L'histoire que nous raconte le crâne de Lusinga Lwa Ng'ombe
Le 20/04/2018
Refusant de se soumettre, un puissant chef tabwa eut la tête tranchée et son crâne fut ramené en Belgique. Il s’y trouve toujours. Conservé par un musée mais à l’abri des regards, comme dans une oubliette.
Une enquête publiée dans l'hebdomadaire Paris Match Belgique et sur le site spécialement dédié www.lusingatabwa.com, le 22 mars 2018.
Dans une boîte qui se trouve à l’Institut Royal des Sciences naturelles de Belgique repose le crâne de Lusinga lwa Ng'ombe. Le 4 décembre 1884, ce puissant chef tabwa qui vivait dans la région du lac Tanganyika fut décapité lors d’une expédition punitive commanditée par Emile Storms. Ce militaire belge, autrefois décoré, aujourd’hui oublié, dirigeait la 4ème expédition de l’Association Internationale Africaine. Il faisait tuer les chefs rebelles et il se constituait une collection de crânes pour impressionner ses ennemis. À la fin de son séjour en Afrique, Storms ramena le crâne de Lusinga mais aussi ceux de deux autres chefs locaux (Mpampa et Marilou). Alors qu’ils sont toujours conservés en Belgique, ces restes humains invitent à un travail de mémoire sur des crimes qui ont été commis au nom de la « civilisation » dans les premiers temps de la colonisation. Ils questionnent aussi notre présent. Peut-on se contenter d'une muette solution de « stockage » dans un musée ? La Belgique ne doit-elle tout mettre en œuvre pour rendre possible le retour de ces restes humains en Afrique? Le « butin » de Storms fut aussi constitué de plusieurs statuettes qui font partie des "trésors" du Musée Royal de l’Afrique centrale à Tervuren...
« Je fais apporter la tête de Lusinga au milieu du cercle. Je dis : ‘Voilà l’homme que vous craigniez hier. Cet homme est mort parce qu’il a toujours cherché à détruire la contrée et parce qu’il a menti à l’homme blanc.’ ». Le 9 décembre 1884, lorsqu’il écrit ces lignes dans son journal, le lieutenant Emile Storms est au faîte de sa puissance. Installé depuis un peu plus de deux ans dans la région du lac Tanganyika, ce militaire belge est alors le commandant de la 4ème expédition de l’Association Internationale Africaine (AIA), une organisation créée à l’initiative du Roi Léopold II pour « explorer » l’immense territoire qui deviendra bientôt le Congo belge.
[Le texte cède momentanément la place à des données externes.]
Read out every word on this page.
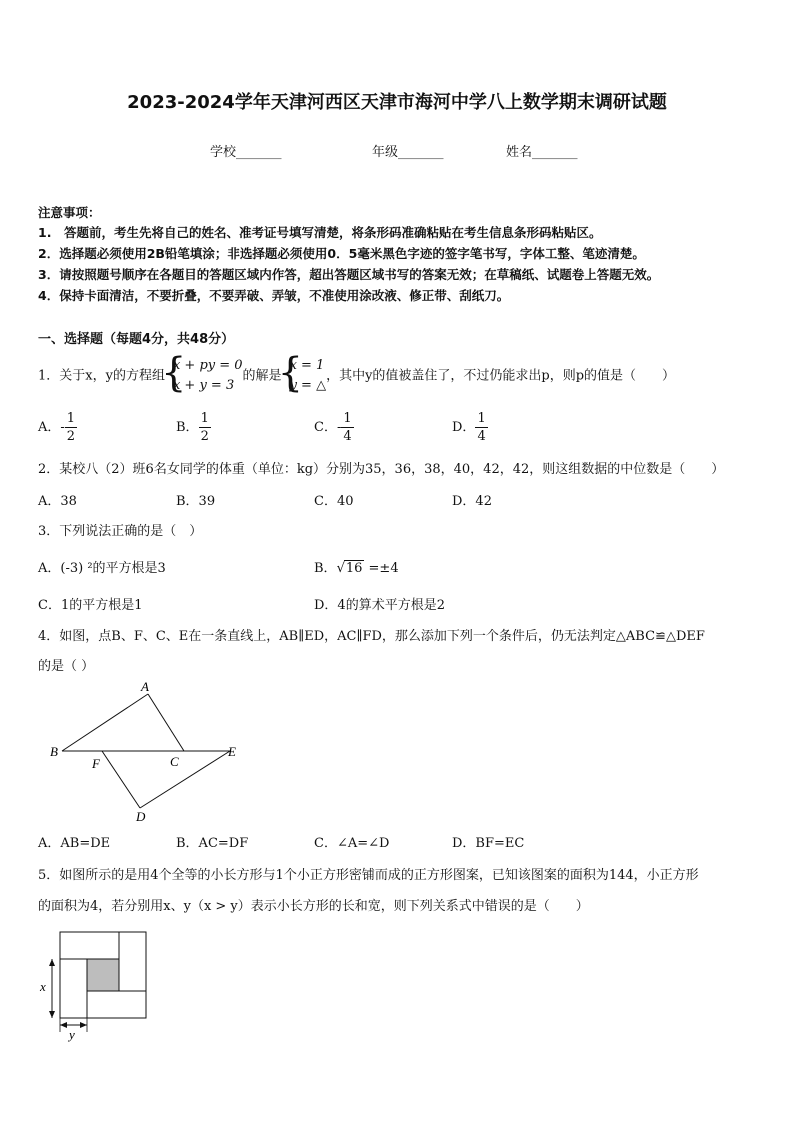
2023-2024学年天津河西区天津市海河中学八上数学期末调研试题
学校_______	年级_______	姓名_______
注意事项：
1.　答题前，考生先将自己的姓名、准考证号填写清楚，将条形码准确粘贴在考生信息条形码粘贴区。
2．选择题必须使用2B铅笔填涂；非选择题必须使用0．5毫米黑色字迹的签字笔书写，字体工整、笔迹清楚。
3．请按照题号顺序在各题目的答题区域内作答，超出答题区域书写的答案无效；在草稿纸、试题卷上答题无效。
4．保持卡面清洁，不要折叠，不要弄破、弄皱，不准使用涂改液、修正带、刮纸刀。
一、选择题（每题4分，共48分）
1．关于x，y的方程组
{ x + py = 0
x + y = 3
的解是
{ x = 1
y = △
，其中y的值被盖住了，不过仍能求出p，则p的值是（　　）
A．- $\frac{1}{2}$	B． $\frac{1}{2}$	C．- $\frac{1}{4}$	D． $\frac{1}{4}$
2．某校八（2）班6名女同学的体重（单位：kg）分别为35，36，38，40，42，42，则这组数据的中位数是（　　）
A．38	B．39	C．40	D．42
3．下列说法正确的是（　）
A．(-3) ²的平方根是3	B．√16 =±4
C．1的平方根是1	D．4的算术平方根是2
4．如图，点B、F、C、E在一条直线上，AB∥ED，AC∥FD，那么添加下列一个条件后，仍无法判定△ABC≌△DEF
的是（ ）
A
B
F	C
E
D
A．AB=DE	B．AC=DF	C．∠A=∠D	D．BF=EC
5．如图所示的是用4个全等的小长方形与1个小正方形密铺而成的正方形图案，已知该图案的面积为144，小正方形
的面积为4，若分别用x、y（x > y）表示小长方形的长和宽，则下列关系式中错误的是（　　）
x
y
L’AIA affichait des ambitions « civilisatrices » et « antiesclavagistes » mais il ne s’agissait de rien d’autre que d’une entreprise de conquête s’inscrivant dans la course que plusieurs puissances européennes se livraient alors pour coloniser l’Afrique centrale. Le plan d’action était simple. Sur le terrain, planter le drapeau bleu avec une étoile dorée de l’AIA dans un maximum de territoires, y « soumettre » les populations locales ; dans les sphères diplomatiques, préparer le moment où cette occupation de fait serait « officialisée » par les chefs d’Etats européens. Ce qui fut fait lors de la Conférence de Berlin qui, le 26 février 1885, livra le Congo au Roi Léopold II.
Au même titre qu’Henry Morton Stanley, Emile Storms a été l’un des maillons de cette entreprise proto-coloniale mais, bien qu’un monument le célèbre, square de Meeûs à Bruxelles, son histoire est largement méconnue dans son pays natal. Le parcours de cet homme qui brandissait la tête coupée d’un chef local dont il avait fait disparaître les villages en une journée de terreur – quelques 60 morts et 125 prisonniers dont on ne sait rien de ce qu’ils devinrent- apporte pourtant un éclairage signifiant sur une période importante de l’histoire de la Belgique et du Congo.
Le crâne du chef Lusinga est actuellement conservé dans une bôite qui se trouve à l'Institut Royal des Sciences naturelles de Belgique.